« Une catastrophe climatique cause davantage de troubles psychiques que physiques », explique le psychiatre Antoine Pelissolo
INTERVIEW•Le psychiatre Antoine Pelissolo s’est penché, dans un essai, sur les réactions psychiques directes et indirectes du dérèglement climatique et comment y faire facePropos recueillis par Oihana Gabriel
L'essentiel
- Les catastrophes climatiques de plus en plus nombreuses, et plus globalement le dérèglement climatique, provoquent des troubles psychiques dont on parle encore peu.

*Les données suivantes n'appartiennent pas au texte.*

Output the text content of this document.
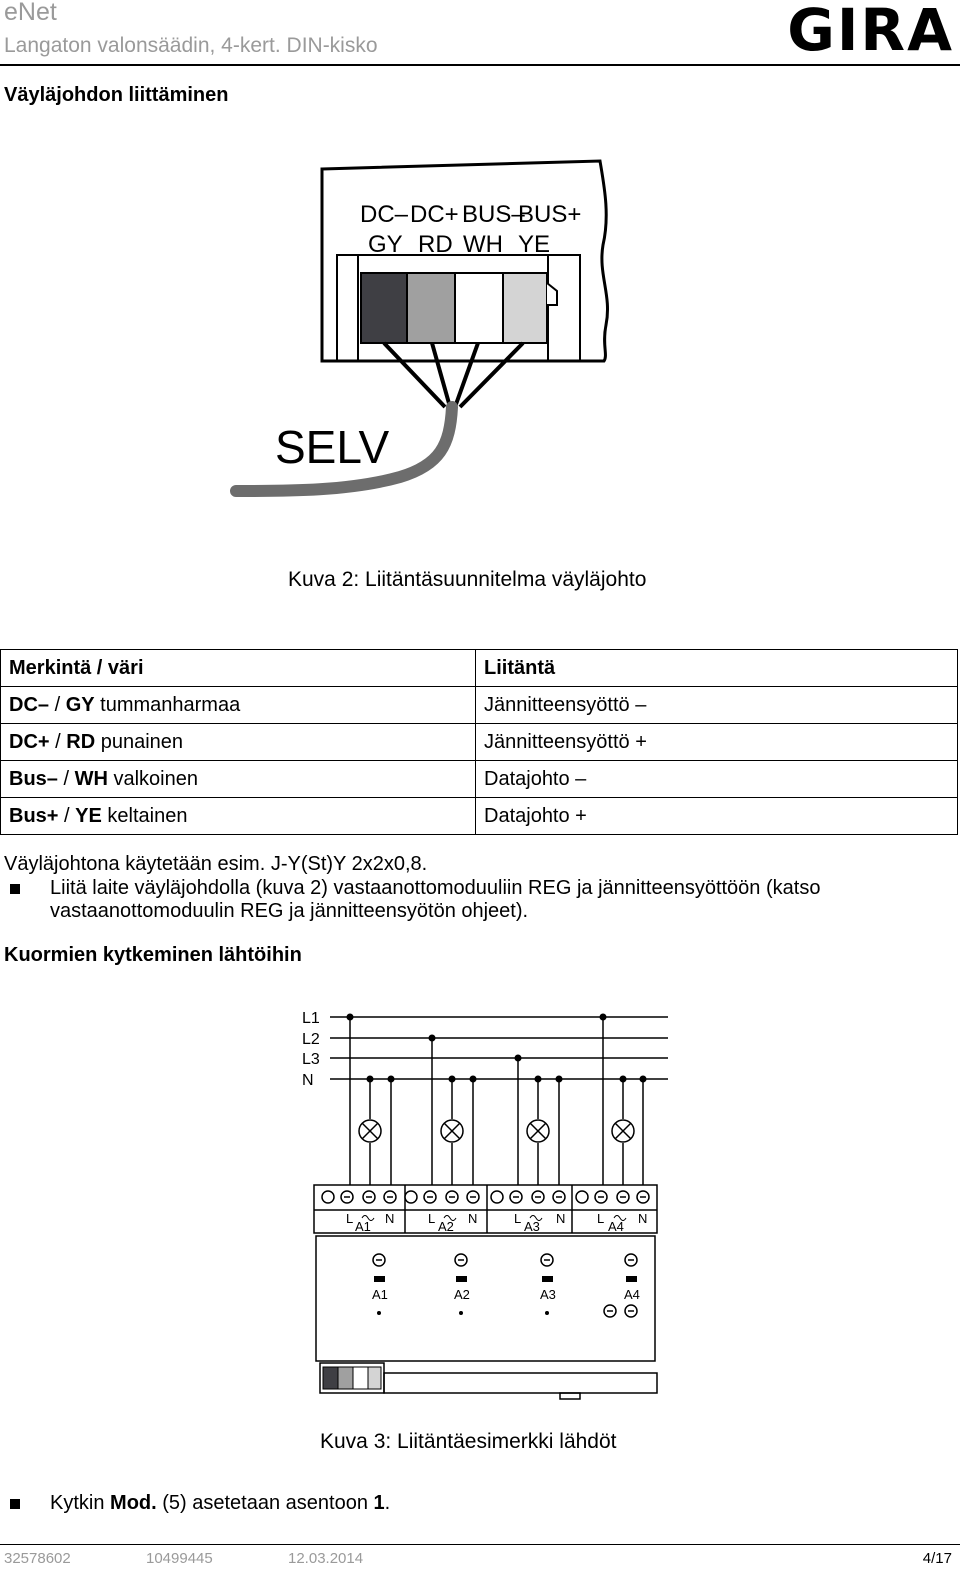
eNet
Langaton valonsäädin, 4-kert. DIN-kisko	GIRA
Väyläjohdon liittäminen
DC– DC+ BUS–
BUS+
GY RD WH YE
SELV
Kuva 2: Liitäntäsuunnitelma väyläjohto
Merkintä / väri	Liitäntä
DC– / GY tummanharmaa	Jännitteensyöttö –
DC+ / RD punainen	Jännitteensyöttö +
Bus– / WH valkoinen	Datajohto –
Bus+ / YE keltainen	Datajohto +
Väyläjohtona käytetään esim. J-Y(St)Y 2x2x0,8.
Liitä laite väyläjohdolla (kuva 2) vastaanottomoduuliin REG ja jännitteensyöttöön (katso
vastaanottomoduulin REG ja jännitteensyötön ohjeet).
Kuormien kytkeminen lähtöihin
L1
L2
L3
N
L N	L	N	L	N L	N
A1	A2	A3	A4
A1	A2	A3	A4
Kuva 3: Liitäntäesimerkki lähdöt
Kytkin Mod. (5) asetetaan asentoon 1.
32578602	10499445	12.03.2014	4/17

- Malgré tout, de plus en plus de médias et de médecins s’intéressent à l’écoanxiété et la solastalgie.
- Comment différencier une inquiétude logique face à un avenir incertain d’un véritable trouble psychiatrique ? Comment faire face à ces angoisses nouvelles ? Antoine Pelissolo, qui publie cette semaine l’essai Les émotions du dérèglement climatique, dessine quelques pistes.
Colère, angoisse, découragement… Les informations sur les maux de la planète, entre l’alarmant dernier rapport du GIEC, les feux de forêt, inondations et canicules jusqu’en Sibérie, donnent des sueurs froides. Et quand l’inquiétude déborde, certains peuvent être paralysés face à un avenir incertain et sombre.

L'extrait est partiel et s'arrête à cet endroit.